Multiply the problem of disposal and cleanup by the thousands around the country, the world. While the Environmental Protection Agency heavily touts CFLs, few safeguards have been put into place to deal with the very real hazard CFLs represent an a public that has little education in proper usage or disposal.

How can a light bulb be green and environmentally friendly when it can cause such destruction? There may be a future for CFLs, for now we need slow down, take another look before we buy into what may well ended up far worse than our old-fashion incandescent light bulb. We also need to stop the move to ban the older incandescent light bulb, which smacks of Big Brother, not freedom to choose. Instead, why not educate and inform and let the consumer decide.

As the old saying goes, if something sounds too good to be true, it probably is-- CFLs included-at least without a massive campaign to education and inform the user.

  • Gkhan5/19/2010

Hey Mike,
I own a small business in New York. I just ordered 20,000.00 CFLs direct from China and saved lots of money. China CFL bulb--> $0.90 each
USA CFL bulb (made in china anyway)--> $9.00 each!!!
Am I an Environmental terrorist or just smart?
The latter.

We have disposal bins set up in our business too. Don't rip on China.


  • Mike4/24/2009

Do some reading before you expound on your ignorance.

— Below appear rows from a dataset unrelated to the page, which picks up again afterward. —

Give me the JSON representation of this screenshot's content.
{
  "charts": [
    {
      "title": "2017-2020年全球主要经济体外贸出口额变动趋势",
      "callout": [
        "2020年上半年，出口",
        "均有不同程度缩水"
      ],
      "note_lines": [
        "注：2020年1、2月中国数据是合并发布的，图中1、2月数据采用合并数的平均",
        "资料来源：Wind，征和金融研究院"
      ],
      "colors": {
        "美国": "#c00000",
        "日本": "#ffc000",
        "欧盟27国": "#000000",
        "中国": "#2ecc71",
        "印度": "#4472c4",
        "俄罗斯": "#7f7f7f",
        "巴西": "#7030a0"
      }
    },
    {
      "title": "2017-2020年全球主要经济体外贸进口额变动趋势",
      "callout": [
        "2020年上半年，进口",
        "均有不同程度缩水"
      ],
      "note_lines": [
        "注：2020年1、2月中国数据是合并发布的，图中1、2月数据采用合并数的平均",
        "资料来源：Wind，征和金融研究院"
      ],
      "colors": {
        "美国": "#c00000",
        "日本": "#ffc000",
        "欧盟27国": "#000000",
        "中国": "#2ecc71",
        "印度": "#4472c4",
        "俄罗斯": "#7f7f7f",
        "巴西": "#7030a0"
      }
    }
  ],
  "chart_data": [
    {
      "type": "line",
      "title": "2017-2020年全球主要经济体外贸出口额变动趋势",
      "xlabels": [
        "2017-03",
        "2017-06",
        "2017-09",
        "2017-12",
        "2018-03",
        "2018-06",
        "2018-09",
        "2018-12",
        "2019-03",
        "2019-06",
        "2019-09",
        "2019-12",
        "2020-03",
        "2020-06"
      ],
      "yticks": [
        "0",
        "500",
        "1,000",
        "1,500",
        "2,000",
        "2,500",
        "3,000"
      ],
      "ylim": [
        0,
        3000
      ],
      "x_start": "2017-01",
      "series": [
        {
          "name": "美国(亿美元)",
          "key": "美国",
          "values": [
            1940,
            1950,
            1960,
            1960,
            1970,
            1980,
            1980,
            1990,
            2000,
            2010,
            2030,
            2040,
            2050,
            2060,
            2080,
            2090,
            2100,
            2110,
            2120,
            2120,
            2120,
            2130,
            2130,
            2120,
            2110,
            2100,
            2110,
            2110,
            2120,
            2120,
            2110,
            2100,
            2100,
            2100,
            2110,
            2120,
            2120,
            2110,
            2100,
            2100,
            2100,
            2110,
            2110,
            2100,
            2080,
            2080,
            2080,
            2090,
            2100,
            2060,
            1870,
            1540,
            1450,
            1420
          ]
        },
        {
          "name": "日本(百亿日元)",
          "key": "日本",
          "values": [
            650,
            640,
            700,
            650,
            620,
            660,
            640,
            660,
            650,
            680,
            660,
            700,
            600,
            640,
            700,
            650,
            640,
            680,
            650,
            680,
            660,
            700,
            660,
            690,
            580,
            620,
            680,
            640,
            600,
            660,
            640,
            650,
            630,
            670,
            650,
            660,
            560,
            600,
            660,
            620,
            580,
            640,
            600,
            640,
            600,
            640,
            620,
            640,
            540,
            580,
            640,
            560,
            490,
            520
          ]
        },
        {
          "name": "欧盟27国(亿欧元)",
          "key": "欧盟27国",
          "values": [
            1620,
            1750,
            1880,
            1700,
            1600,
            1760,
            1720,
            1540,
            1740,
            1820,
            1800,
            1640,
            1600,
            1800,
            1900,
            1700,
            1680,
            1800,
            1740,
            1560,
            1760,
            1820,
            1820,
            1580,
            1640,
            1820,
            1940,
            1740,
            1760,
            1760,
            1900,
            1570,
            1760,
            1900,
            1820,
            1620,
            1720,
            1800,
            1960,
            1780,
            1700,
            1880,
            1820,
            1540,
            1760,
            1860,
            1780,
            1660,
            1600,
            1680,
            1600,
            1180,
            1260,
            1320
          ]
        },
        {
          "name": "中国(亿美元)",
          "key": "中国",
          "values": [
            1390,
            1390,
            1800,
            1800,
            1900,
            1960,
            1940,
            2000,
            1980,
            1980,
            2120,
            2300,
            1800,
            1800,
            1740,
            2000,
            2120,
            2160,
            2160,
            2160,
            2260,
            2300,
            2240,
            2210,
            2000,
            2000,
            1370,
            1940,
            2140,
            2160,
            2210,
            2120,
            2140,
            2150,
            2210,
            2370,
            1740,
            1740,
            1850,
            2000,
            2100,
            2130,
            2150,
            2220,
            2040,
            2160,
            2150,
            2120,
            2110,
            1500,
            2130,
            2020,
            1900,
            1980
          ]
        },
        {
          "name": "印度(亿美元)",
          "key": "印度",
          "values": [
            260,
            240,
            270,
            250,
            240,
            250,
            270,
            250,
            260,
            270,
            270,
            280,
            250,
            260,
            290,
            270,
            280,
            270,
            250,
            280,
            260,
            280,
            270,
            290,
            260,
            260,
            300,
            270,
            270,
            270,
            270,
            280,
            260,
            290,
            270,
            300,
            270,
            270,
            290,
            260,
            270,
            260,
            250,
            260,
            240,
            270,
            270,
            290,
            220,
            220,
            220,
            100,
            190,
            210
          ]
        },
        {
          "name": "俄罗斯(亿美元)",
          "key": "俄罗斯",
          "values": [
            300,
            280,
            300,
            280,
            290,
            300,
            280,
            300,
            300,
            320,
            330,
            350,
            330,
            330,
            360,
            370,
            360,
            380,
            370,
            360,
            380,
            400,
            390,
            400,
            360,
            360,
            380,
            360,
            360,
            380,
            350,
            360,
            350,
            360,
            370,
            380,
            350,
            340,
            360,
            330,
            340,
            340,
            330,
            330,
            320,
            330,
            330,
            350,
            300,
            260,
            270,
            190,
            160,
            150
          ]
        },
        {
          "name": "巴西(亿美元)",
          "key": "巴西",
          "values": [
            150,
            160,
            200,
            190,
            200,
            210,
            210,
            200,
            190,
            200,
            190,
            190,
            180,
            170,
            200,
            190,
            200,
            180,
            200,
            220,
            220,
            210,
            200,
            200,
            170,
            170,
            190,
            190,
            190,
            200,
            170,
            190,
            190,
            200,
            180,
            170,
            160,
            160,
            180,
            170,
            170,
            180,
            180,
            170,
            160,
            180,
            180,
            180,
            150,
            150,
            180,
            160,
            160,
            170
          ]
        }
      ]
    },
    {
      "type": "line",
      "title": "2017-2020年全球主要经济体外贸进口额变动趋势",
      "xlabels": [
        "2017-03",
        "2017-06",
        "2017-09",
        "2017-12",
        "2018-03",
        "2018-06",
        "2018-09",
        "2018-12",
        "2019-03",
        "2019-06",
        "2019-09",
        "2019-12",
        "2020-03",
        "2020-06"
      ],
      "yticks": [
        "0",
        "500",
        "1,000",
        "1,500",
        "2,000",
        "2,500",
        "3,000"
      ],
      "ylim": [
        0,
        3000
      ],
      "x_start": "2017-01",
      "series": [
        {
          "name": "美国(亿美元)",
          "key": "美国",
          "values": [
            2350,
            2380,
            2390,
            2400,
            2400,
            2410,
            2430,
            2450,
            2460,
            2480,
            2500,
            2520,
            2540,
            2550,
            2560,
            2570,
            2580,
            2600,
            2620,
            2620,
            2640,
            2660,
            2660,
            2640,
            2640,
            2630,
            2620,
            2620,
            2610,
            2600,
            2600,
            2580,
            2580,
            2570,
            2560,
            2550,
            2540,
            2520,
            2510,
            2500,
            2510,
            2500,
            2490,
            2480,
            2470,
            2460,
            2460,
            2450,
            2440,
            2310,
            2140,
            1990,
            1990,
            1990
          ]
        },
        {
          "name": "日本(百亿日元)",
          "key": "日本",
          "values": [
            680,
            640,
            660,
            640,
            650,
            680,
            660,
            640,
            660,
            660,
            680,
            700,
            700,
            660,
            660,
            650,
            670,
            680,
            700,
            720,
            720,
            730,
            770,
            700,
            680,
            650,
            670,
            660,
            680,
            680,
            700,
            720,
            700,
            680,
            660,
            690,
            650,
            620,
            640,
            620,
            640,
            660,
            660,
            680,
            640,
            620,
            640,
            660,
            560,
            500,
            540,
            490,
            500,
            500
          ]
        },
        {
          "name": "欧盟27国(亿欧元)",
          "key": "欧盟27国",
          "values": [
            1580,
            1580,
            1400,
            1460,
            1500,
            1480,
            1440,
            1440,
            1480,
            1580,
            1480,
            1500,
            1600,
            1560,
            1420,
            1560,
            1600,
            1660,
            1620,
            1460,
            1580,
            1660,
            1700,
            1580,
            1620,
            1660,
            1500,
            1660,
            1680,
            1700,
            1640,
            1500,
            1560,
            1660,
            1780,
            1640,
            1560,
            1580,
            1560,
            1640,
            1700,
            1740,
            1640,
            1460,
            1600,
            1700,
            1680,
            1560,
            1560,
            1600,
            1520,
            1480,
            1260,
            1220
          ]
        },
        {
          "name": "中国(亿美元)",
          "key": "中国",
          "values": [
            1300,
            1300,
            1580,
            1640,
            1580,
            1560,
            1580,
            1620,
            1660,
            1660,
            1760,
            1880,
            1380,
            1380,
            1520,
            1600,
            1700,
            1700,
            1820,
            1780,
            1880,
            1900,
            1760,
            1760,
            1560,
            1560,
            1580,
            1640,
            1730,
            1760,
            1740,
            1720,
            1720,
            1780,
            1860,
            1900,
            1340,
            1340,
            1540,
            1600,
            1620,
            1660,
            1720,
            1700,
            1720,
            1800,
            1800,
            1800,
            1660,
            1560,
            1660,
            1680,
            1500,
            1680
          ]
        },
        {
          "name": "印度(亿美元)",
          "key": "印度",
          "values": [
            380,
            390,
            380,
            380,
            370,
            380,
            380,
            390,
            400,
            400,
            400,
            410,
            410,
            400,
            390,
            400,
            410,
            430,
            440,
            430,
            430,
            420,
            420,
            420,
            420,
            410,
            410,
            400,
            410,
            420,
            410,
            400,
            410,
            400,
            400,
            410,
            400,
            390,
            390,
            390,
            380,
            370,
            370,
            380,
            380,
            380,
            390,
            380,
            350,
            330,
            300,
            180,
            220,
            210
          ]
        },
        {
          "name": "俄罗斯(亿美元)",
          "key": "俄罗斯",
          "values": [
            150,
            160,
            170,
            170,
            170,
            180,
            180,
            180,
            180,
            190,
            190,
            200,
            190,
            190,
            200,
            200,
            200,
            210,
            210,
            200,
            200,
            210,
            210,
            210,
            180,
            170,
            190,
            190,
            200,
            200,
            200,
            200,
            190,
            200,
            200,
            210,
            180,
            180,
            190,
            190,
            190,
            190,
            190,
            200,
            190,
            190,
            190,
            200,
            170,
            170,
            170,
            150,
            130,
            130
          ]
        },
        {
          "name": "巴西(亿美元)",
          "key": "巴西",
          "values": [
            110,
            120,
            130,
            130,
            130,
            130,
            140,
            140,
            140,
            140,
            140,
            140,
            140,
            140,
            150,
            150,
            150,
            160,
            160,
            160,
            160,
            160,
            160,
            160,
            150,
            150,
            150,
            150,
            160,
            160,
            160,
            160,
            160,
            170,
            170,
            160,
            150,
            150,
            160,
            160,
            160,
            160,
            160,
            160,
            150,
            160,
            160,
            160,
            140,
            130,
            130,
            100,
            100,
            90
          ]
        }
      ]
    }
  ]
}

The AMA suggests that .01mg of mercury is an unsafe level. One CFL contains an avg of 5mg. I have incandescent bulbs in my home lasting years longer than CFL's... so much for the fact CFL's have longer life.
Incandescent bulbs do use more energy, so power plants produce more energy, in turn producing more mercury polutants.
Now, how many of you just throw your CFL bulbs in the garbage? And where does that wind up? Which is better - which is worse. Depends on who you ask. GE, EPA, your Gov't.
It comes down to the fact they both suck. But did you know nearly all CFL,s are produced in China. Everyone is buying these. Incandescent bulbs are made in good ole USA. If you buy these you are an environmental terrorist!!! So it puts a few companies and hundreds of US citizens out of work. It won't matter if it's made in China, because China will soon own US.